Ranibizumab versus laser therapy for the treatment of very low birthweight infants with retinopathy of prematurity (RAINBOW): five-year outcomes of a randomised trial

Abstract

Background: Concerns remain over the long-term safety of vascular endothelial growth factor (VEGF) inhibitors to treat retinopathy of prematurity (ROP). RAINBOW is an open label randomised trial comparing intravitreal ranibizumab (in 0.2 mg and 0.1 mg doses) with laser therapy in very low birthweight infants (<1500 g) with ROP.

Methods: Of 201 infants completing RAINBOW, 180 were enrolled in the RAINBOW Extension Study. At 5 years, children underwent ophthalmic, development and health assessments. The primary outcome was visual acuity in the better-seeing eye. The study is registered with ClinicalTrial.gov, NCT02640664.

Findings: Between 16-6-2016 and 21-4-2022, 156 children (87%) were evaluated at 5 years. Of 32 children with no acuity test result, 25 had a preferential looking test, for 4 children investigators reported low vision for each eye, and in 3 further children no vision measurement was obtained. 124 children completed the acuity assessment, the least square mean (95% CI) letter score in the better seeing eye was similar in the three trial arms-66.8 (62.9-70.7) following ranibizumab 0.2 mg, 64.6 (60.6-68.5) following ranibizumab 0.1 mg and 62.1 (57.8-66.4) following laser therapy; differences in means: ranibizumab 0.2 mg v laser: 4.7 (95% CI: -1.1, 10.5); 0.1 mg v laser: 2.5 (-3.4, 8.3); 0.2 mg v 0.1 mg: 2.2 (-3.3, 7.8). High myopia (worse than -5 dioptres) in at least one eye occurred in 4/52 (8%) children following ranibizumab 0.2 mg, 8/55 (15%) following ranibizumab 0.1 mg and 11/45 (24%) following laser therapy (0.2 mg versus laser: odds ratio: 3.99 (1.16-13.72)). Ocular and systemic secondary outcomes and adverse events were distributed similarly in each trial arm.

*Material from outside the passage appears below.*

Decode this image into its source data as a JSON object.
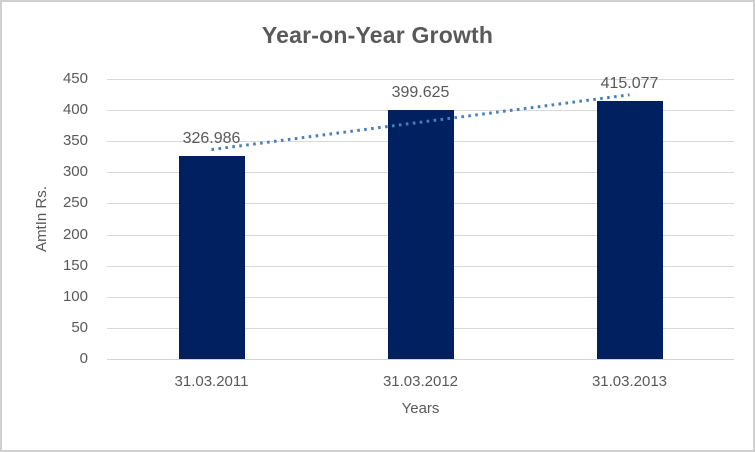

Interpretation: 5-year outcomes confirm the findings of the original RAINBOW trial and a planned interim analysis at 2 years, including a reduced frequency of high myopia following ranibizumab treatment. No effects of treatment on non-ocular outcomes were detected.

Funding: Novartis Pharma AG.

Keywords: Anti-VEGF treatment; Infant; Neurodevelopment; Preterm; Randomised controlled trial; Retinopathy of prematurity.

Fig. 1

Consort diagram for children who completed RAINBOW and entered the RAINBOW extension study.

Fig. 2

Visual acuity for children evaluated at 5 years in the RAINBOW Extension Study. Individual results are shown as dots in study groups as ranibizumab 0.2 mg (RBZ0.2 mg: light grey), ranibizumab 0.1 mg (RBZ0.1 mg: mid grey), and laser (dark grey). Results are shown for the better and worse seeing eyes, and separately for children who received only a Cardiff Card binocular assessment; LV indicates a small number of children were recorded as having low or no vision without Early Treatment Diabetic Retinopathy Study (ETDRS) chart Letter Score results or Cardiff Acuity Card results. In three further children (not shown) no vision could be measured. Y axes show ETDRS Letter score (left y axis), equivalent LogMAR value or Snellen chart equivalent (right y axis and dotted lines).

Fig. 3

T-scores (top graphs) and Raw scores (bottom graphs) from the Mullen Scales of Early Learning at 5 years among children evaluated at 5 years in the RAINBOW extension study. The dotted line represents standardization population mean; error bars show the median with 25th and 75th percentiles.